EBS Volumes Use Case
EBS volumes allow you to persist data; even after the instance is terminated. This is helpful when you need to recreate an instance and mount the same EBS volume from before to get your data back.
EFS (Elastic File System)
EFS is a managed NFS (Network File System) that can be mounted on many EC2 instances across multiple Availability Zones (AZs). It’s highly available; scalable; and expensive (about 3x the cost of GP2 EBS volumes). Use cases include content management; web serving; data sharing; and WordPress.
Data Ingestion and Storage
All machine learning starts with potentially large amounts of data that need to be stored in a central repository in a scalable; secure manner. This section covers types of data; properties of data; storage strategies like data warehouses; data lakes; and data lakehouses; as well as pipelines for extracting; transforming; and loading data.
3 Types of Data
Structured (organized in a defined schema; found in relational databases); Unstructured (data without a predefined schema; like raw text files; videos; audios); Semi-structured (has some structure like tags or hierarchies; but needs work to extract; like XML; JSON; log files).
3 V’s of Data Properties
Volume (amount/size of data); Velocity (speed at which data is generated/processed); Variety (different types/sources of data).
Data Warehouse
A centralized repository optimized for analysis; where data from different sources is stored in a structured format. Designed for complex queries and analytics. Data is cleaned; transformed and loaded using an ETL process. Typically uses a star or snowflake schema.
Data Lake
Stores a vast amount of raw data in its native format (structured; semi-structured; unstructured). Data is loaded as-is without predefined schema. Supports batch; real-time and stream processing for data transformation and exploration.
Data Lakehouse
A hybrid architecture combining features of data lakes and data warehouses. Supports structured and unstructured data; schema-on-write and schema-on-read; detailed analytics and machine learning. Built on cloud/distributed architectures.
Data Mesh
An organizational paradigm for decentralized data management. Individual teams own their data and offer it as data products to others in the organization. Promotes domain ownership; federated governance; and self-service data infrastructure.
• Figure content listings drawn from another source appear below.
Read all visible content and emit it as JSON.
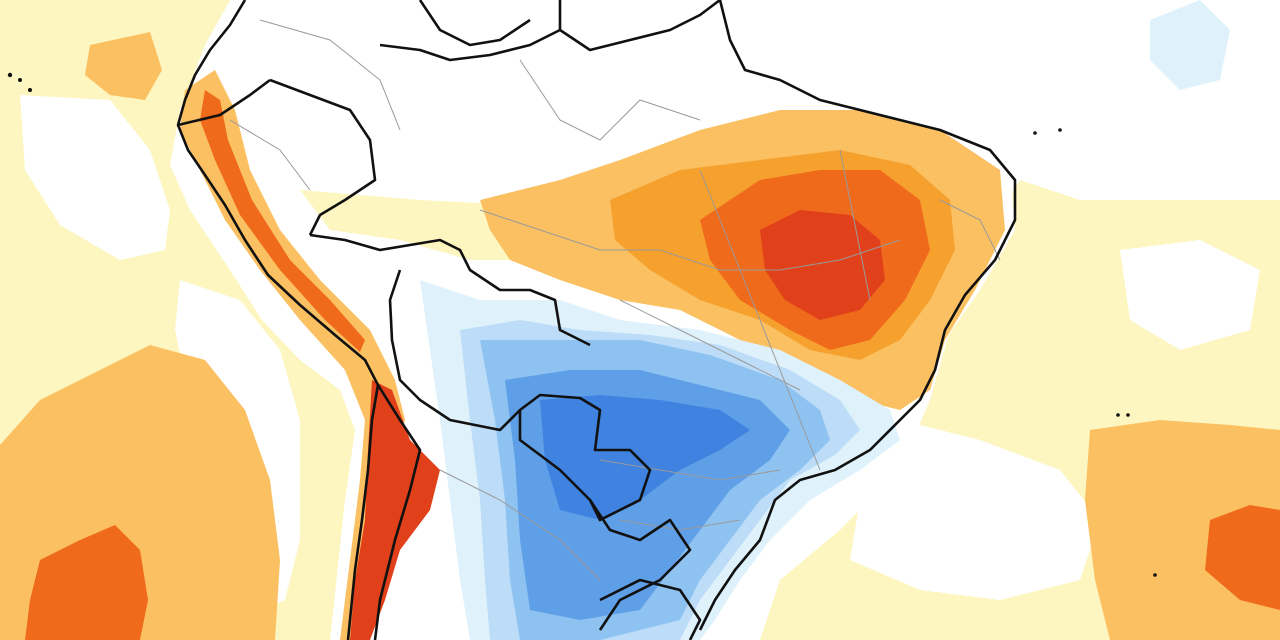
{
  "map": {
    "kind": "temperature anomaly map",
    "region": "South America",
    "colors": {
      "background": "#ffffff",
      "pale_yellow": "#fdf6c0",
      "light_orange": "#fbc061",
      "orange": "#f6a02e",
      "deep_orange": "#f06a1c",
      "red": "#e0401a",
      "pale_blue": "#dff2fc",
      "light_blue": "#bcdcf7",
      "mid_blue": "#8ec2f1",
      "blue": "#5f9fe8",
      "deep_blue": "#3f82df",
      "country_border": "#111111",
      "state_border": "#9a9a9a"
    }
  }
}
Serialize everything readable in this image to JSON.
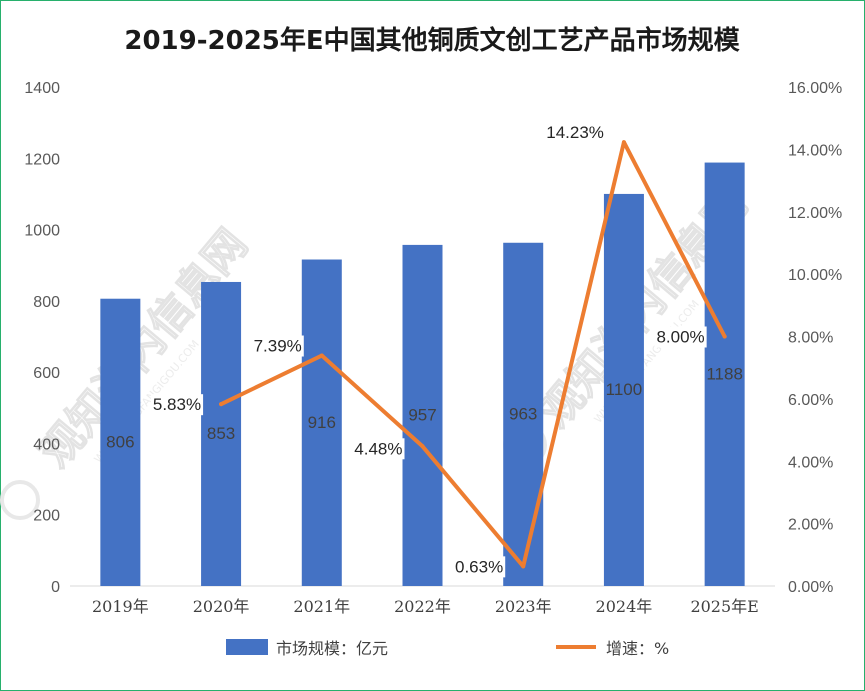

ETL (Extract; Transform; Load)
A process in data integration that extracts data from sources; transforms it into a desired format; and loads it into a target data repository. Used for data warehouses; Contrast with ELT for data lakes.
ELT (Extract; Load; Transform)
A process that extracts data from sources; loads it into a data repository in its raw format; and transforms it later as needed. Used for data lakes.
Structured Data Use Case
Database tables; CSV files (if consistent columns); Excel spreadsheets (organized rows and columns).
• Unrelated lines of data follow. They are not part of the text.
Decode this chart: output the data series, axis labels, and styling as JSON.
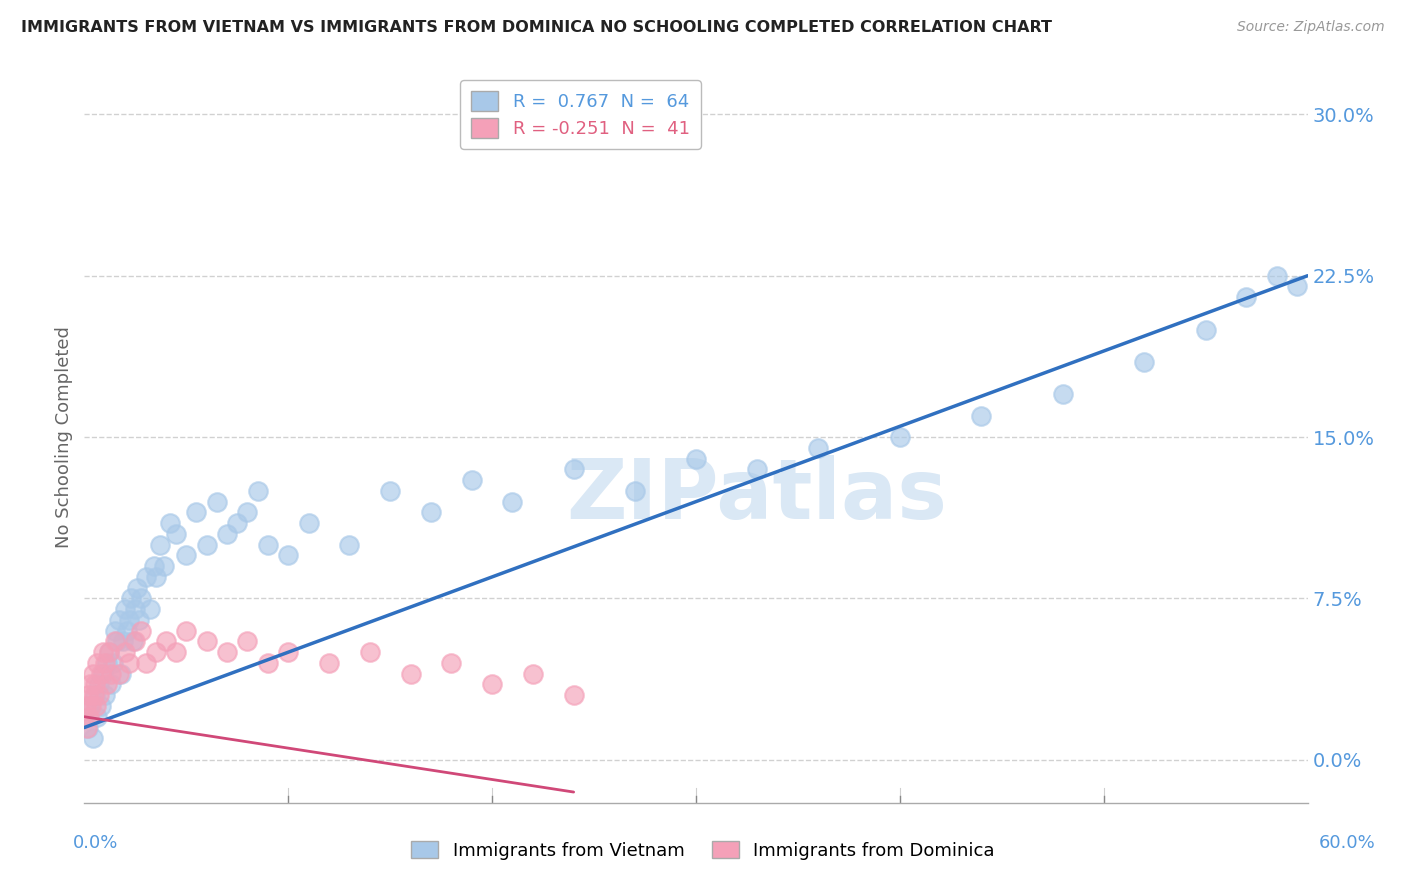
{
  "title": "IMMIGRANTS FROM VIETNAM VS IMMIGRANTS FROM DOMINICA NO SCHOOLING COMPLETED CORRELATION CHART",
  "source": "Source: ZipAtlas.com",
  "ylabel": "No Schooling Completed",
  "ytick_vals": [
    0.0,
    7.5,
    15.0,
    22.5,
    30.0
  ],
  "ytick_labels": [
    "0.0%",
    "7.5%",
    "15.0%",
    "22.5%",
    "30.0%"
  ],
  "xlim": [
    0.0,
    60.0
  ],
  "ylim": [
    -2.0,
    32.0
  ],
  "legend1_r": " 0.767",
  "legend1_n": " 64",
  "legend2_r": "-0.251",
  "legend2_n": " 41",
  "blue_color": "#a8c8e8",
  "pink_color": "#f4a0b8",
  "blue_line_color": "#3070c0",
  "pink_line_color": "#d04878",
  "watermark": "ZIPatlas",
  "watermark_color": "#dae8f5",
  "background_color": "#ffffff",
  "grid_color": "#cccccc",
  "vietnam_x": [
    0.2,
    0.3,
    0.4,
    0.5,
    0.6,
    0.7,
    0.8,
    0.9,
    1.0,
    1.1,
    1.2,
    1.3,
    1.4,
    1.5,
    1.6,
    1.7,
    1.8,
    1.9,
    2.0,
    2.1,
    2.2,
    2.3,
    2.4,
    2.5,
    2.6,
    2.7,
    2.8,
    3.0,
    3.2,
    3.4,
    3.5,
    3.7,
    3.9,
    4.2,
    4.5,
    5.0,
    5.5,
    6.0,
    6.5,
    7.0,
    7.5,
    8.0,
    8.5,
    9.0,
    10.0,
    11.0,
    13.0,
    15.0,
    17.0,
    19.0,
    21.0,
    24.0,
    27.0,
    30.0,
    33.0,
    36.0,
    40.0,
    44.0,
    48.0,
    52.0,
    55.0,
    57.0,
    58.5,
    59.5
  ],
  "vietnam_y": [
    1.5,
    2.5,
    1.0,
    3.0,
    2.0,
    3.5,
    2.5,
    4.0,
    3.0,
    4.5,
    5.0,
    3.5,
    4.5,
    6.0,
    5.5,
    6.5,
    4.0,
    5.5,
    7.0,
    6.0,
    6.5,
    7.5,
    5.5,
    7.0,
    8.0,
    6.5,
    7.5,
    8.5,
    7.0,
    9.0,
    8.5,
    10.0,
    9.0,
    11.0,
    10.5,
    9.5,
    11.5,
    10.0,
    12.0,
    10.5,
    11.0,
    11.5,
    12.5,
    10.0,
    9.5,
    11.0,
    10.0,
    12.5,
    11.5,
    13.0,
    12.0,
    13.5,
    12.5,
    14.0,
    13.5,
    14.5,
    15.0,
    16.0,
    17.0,
    18.5,
    20.0,
    21.5,
    22.5,
    22.0
  ],
  "dominica_x": [
    0.1,
    0.15,
    0.2,
    0.25,
    0.3,
    0.35,
    0.4,
    0.45,
    0.5,
    0.55,
    0.6,
    0.7,
    0.8,
    0.9,
    1.0,
    1.1,
    1.2,
    1.3,
    1.5,
    1.7,
    2.0,
    2.2,
    2.5,
    2.8,
    3.0,
    3.5,
    4.0,
    4.5,
    5.0,
    6.0,
    7.0,
    8.0,
    9.0,
    10.0,
    12.0,
    14.0,
    16.0,
    18.0,
    20.0,
    22.0,
    24.0
  ],
  "dominica_y": [
    2.5,
    1.5,
    3.0,
    2.0,
    3.5,
    2.5,
    4.0,
    3.0,
    3.5,
    2.5,
    4.5,
    3.0,
    4.0,
    5.0,
    4.5,
    3.5,
    5.0,
    4.0,
    5.5,
    4.0,
    5.0,
    4.5,
    5.5,
    6.0,
    4.5,
    5.0,
    5.5,
    5.0,
    6.0,
    5.5,
    5.0,
    5.5,
    4.5,
    5.0,
    4.5,
    5.0,
    4.0,
    4.5,
    3.5,
    4.0,
    3.0
  ],
  "vn_line_x0": 0.0,
  "vn_line_x1": 60.0,
  "vn_line_y0": 1.5,
  "vn_line_y1": 22.5,
  "dom_line_x0": 0.0,
  "dom_line_x1": 24.0,
  "dom_line_y0": 2.0,
  "dom_line_y1": -1.5
}
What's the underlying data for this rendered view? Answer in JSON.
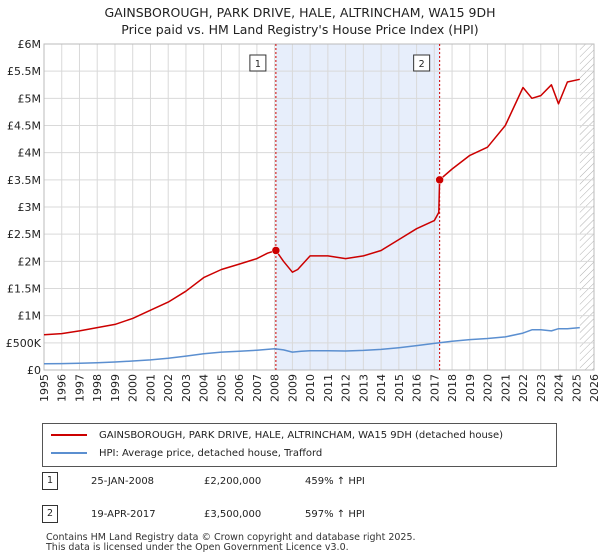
{
  "title_line1": "GAINSBOROUGH, PARK DRIVE, HALE, ALTRINCHAM, WA15 9DH",
  "title_line2": "Price paid vs. HM Land Registry's House Price Index (HPI)",
  "colors": {
    "property": "#cc0000",
    "hpi": "#5b8fd0",
    "shade": "#e7eefb",
    "grid": "#d9d9d9"
  },
  "legend": {
    "property_label": "GAINSBOROUGH, PARK DRIVE, HALE, ALTRINCHAM, WA15 9DH (detached house)",
    "hpi_label": "HPI: Average price, detached house, Trafford"
  },
  "transactions": [
    {
      "num": "1",
      "date": "25-JAN-2008",
      "price": "£2,200,000",
      "hpi": "459% ↑ HPI"
    },
    {
      "num": "2",
      "date": "19-APR-2017",
      "price": "£3,500,000",
      "hpi": "597% ↑ HPI"
    }
  ],
  "footer": {
    "line1": "Contains HM Land Registry data © Crown copyright and database right 2025.",
    "line2": "This data is licensed under the Open Government Licence v3.0."
  },
  "chart_data": {
    "type": "line",
    "title": "Price paid vs. HM Land Registry's House Price Index (HPI)",
    "xlim": [
      1995,
      2026
    ],
    "ylim": [
      0,
      6000000
    ],
    "x_ticks": [
      "1995",
      "1996",
      "1997",
      "1998",
      "1999",
      "2000",
      "2001",
      "2002",
      "2003",
      "2004",
      "2005",
      "2006",
      "2007",
      "2008",
      "2009",
      "2010",
      "2011",
      "2012",
      "2013",
      "2014",
      "2015",
      "2016",
      "2017",
      "2018",
      "2019",
      "2020",
      "2021",
      "2022",
      "2023",
      "2024",
      "2025",
      "2026"
    ],
    "y_ticks": [
      {
        "value": 0,
        "label": "£0"
      },
      {
        "value": 500000,
        "label": "£500K"
      },
      {
        "value": 1000000,
        "label": "£1M"
      },
      {
        "value": 1500000,
        "label": "£1.5M"
      },
      {
        "value": 2000000,
        "label": "£2M"
      },
      {
        "value": 2500000,
        "label": "£2.5M"
      },
      {
        "value": 3000000,
        "label": "£3M"
      },
      {
        "value": 3500000,
        "label": "£3.5M"
      },
      {
        "value": 4000000,
        "label": "£4M"
      },
      {
        "value": 4500000,
        "label": "£4.5M"
      },
      {
        "value": 5000000,
        "label": "£5M"
      },
      {
        "value": 5500000,
        "label": "£5.5M"
      },
      {
        "value": 6000000,
        "label": "£6M"
      }
    ],
    "shaded_range": [
      2008.07,
      2017.3
    ],
    "hatch_from": 2025.2,
    "markers": [
      {
        "label": "1",
        "x": 2008.07,
        "y": 2200000
      },
      {
        "label": "2",
        "x": 2017.3,
        "y": 3500000
      }
    ],
    "series": [
      {
        "name": "GAINSBOROUGH, PARK DRIVE, HALE, ALTRINCHAM, WA15 9DH (detached house)",
        "x": [
          1995,
          1996,
          1997,
          1998,
          1999,
          2000,
          2001,
          2002,
          2003,
          2004,
          2005,
          2006,
          2007,
          2007.6,
          2008.07,
          2008.5,
          2009.0,
          2009.3,
          2010.0,
          2011.0,
          2012.0,
          2013.0,
          2014.0,
          2015.0,
          2016.0,
          2017.0,
          2017.25,
          2017.3,
          2018.0,
          2019.0,
          2020.0,
          2021.0,
          2022.0,
          2022.5,
          2023.0,
          2023.6,
          2024.0,
          2024.5,
          2025.2
        ],
        "values": [
          650000,
          670000,
          720000,
          780000,
          840000,
          950000,
          1100000,
          1250000,
          1450000,
          1700000,
          1850000,
          1950000,
          2050000,
          2150000,
          2200000,
          2000000,
          1800000,
          1850000,
          2100000,
          2100000,
          2050000,
          2100000,
          2200000,
          2400000,
          2600000,
          2750000,
          2900000,
          3500000,
          3700000,
          3950000,
          4100000,
          4500000,
          5200000,
          5000000,
          5050000,
          5250000,
          4900000,
          5300000,
          5350000
        ]
      },
      {
        "name": "HPI: Average price, detached house, Trafford",
        "x": [
          1995,
          1996,
          1997,
          1998,
          1999,
          2000,
          2001,
          2002,
          2003,
          2004,
          2005,
          2006,
          2007,
          2008.0,
          2008.5,
          2009.0,
          2009.5,
          2010.0,
          2011.0,
          2012.0,
          2013.0,
          2014.0,
          2015.0,
          2016.0,
          2017.0,
          2018.0,
          2019.0,
          2020.0,
          2021.0,
          2022.0,
          2022.5,
          2023.0,
          2023.6,
          2024.0,
          2024.5,
          2025.2
        ],
        "values": [
          115000,
          118000,
          125000,
          135000,
          148000,
          165000,
          185000,
          215000,
          255000,
          300000,
          330000,
          345000,
          365000,
          390000,
          370000,
          330000,
          345000,
          355000,
          355000,
          350000,
          360000,
          380000,
          410000,
          450000,
          490000,
          530000,
          560000,
          580000,
          610000,
          680000,
          740000,
          740000,
          720000,
          760000,
          760000,
          780000
        ]
      }
    ]
  }
}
Unstructured Data Use Case
Raw text files (books; websites; social media); videos; audio files; emails; word docs (need to extract meaning first).
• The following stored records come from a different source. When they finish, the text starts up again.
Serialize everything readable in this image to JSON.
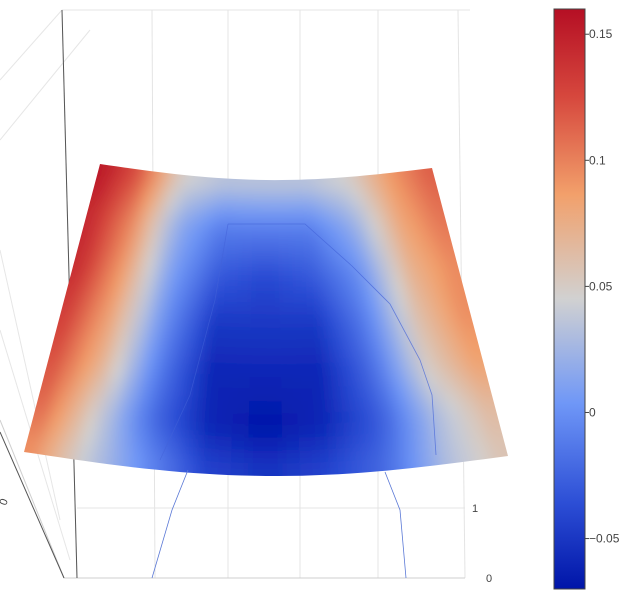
{
  "chart_data": {
    "type": "surface",
    "title": "",
    "colorscale": "coolwarm",
    "colorscale_stops": [
      {
        "t": 0.0,
        "color": "#0015a8"
      },
      {
        "t": 0.15,
        "color": "#2d4fd6"
      },
      {
        "t": 0.32,
        "color": "#6f97f7"
      },
      {
        "t": 0.5,
        "color": "#d1d1d1"
      },
      {
        "t": 0.68,
        "color": "#f2a06b"
      },
      {
        "t": 0.85,
        "color": "#d6473d"
      },
      {
        "t": 1.0,
        "color": "#b50f24"
      }
    ],
    "colorbar": {
      "range": [
        -0.07,
        0.16
      ],
      "ticks": [
        {
          "value": -0.05,
          "label": "−0.05"
        },
        {
          "value": 0,
          "label": "0"
        },
        {
          "value": 0.05,
          "label": "0.05"
        },
        {
          "value": 0.1,
          "label": "0.1"
        },
        {
          "value": 0.15,
          "label": "0.15"
        }
      ]
    },
    "surface_grid_z": [
      [
        0.16,
        0.12,
        0.05,
        0.04,
        0.04,
        0.04,
        0.05,
        0.09,
        0.12
      ],
      [
        0.15,
        0.1,
        0.02,
        -0.01,
        -0.01,
        -0.01,
        0.02,
        0.08,
        0.11
      ],
      [
        0.15,
        0.09,
        0.01,
        -0.03,
        -0.04,
        -0.03,
        0.0,
        0.07,
        0.1
      ],
      [
        0.14,
        0.08,
        0.0,
        -0.05,
        -0.05,
        -0.05,
        -0.01,
        0.06,
        0.1
      ],
      [
        0.13,
        0.07,
        -0.01,
        -0.06,
        -0.06,
        -0.06,
        -0.02,
        0.05,
        0.09
      ],
      [
        0.12,
        0.05,
        -0.02,
        -0.06,
        -0.07,
        -0.06,
        -0.03,
        0.03,
        0.07
      ],
      [
        0.1,
        0.04,
        0.0,
        -0.04,
        -0.05,
        -0.04,
        -0.02,
        0.03,
        0.06
      ]
    ],
    "axis_tick_labels": {
      "y_axis": [
        "1",
        "0"
      ],
      "x_axis_left": [
        "0"
      ]
    },
    "grid": true
  }
}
Semi-structured Data Use Case
XML and JSON files (can have varying schemas); structured email headers; log files (structure not always consistent).
Data Lake Use Case
Advanced analytics; machine learning; data discovery systems.
Data Warehouse Use Case
Business intelligence; analytics when you know the schema upfront and require fast; complex queries from structured data sources.
S3 Performance Mnemonic
Use MultiPart Upload for big files greater than 100MB; Get Byte Range for downloads; Use S3 Transfer Acceleration
S3 Object Encryption
Server-side encryption: SSE-S3 (AWS-managed keys); SSE-KMS (user-managed KMS keys); SSE-C (customer-provided keys). Client-side encryption where you manage everything.
Kinesis Data Streams
Used to collect and process large streams of data records in real time. Producers send data to Kinesis Data Streams which is then consumed by consumers. Data is stored for 1-365 days and can be replayed.
Kinesis Data Streams Architecture Metaphor
Imagine a river with many streams flowing into it (the producers) and then many people trying to collect water from the river (the consumers). The river stores water for 1-365 days.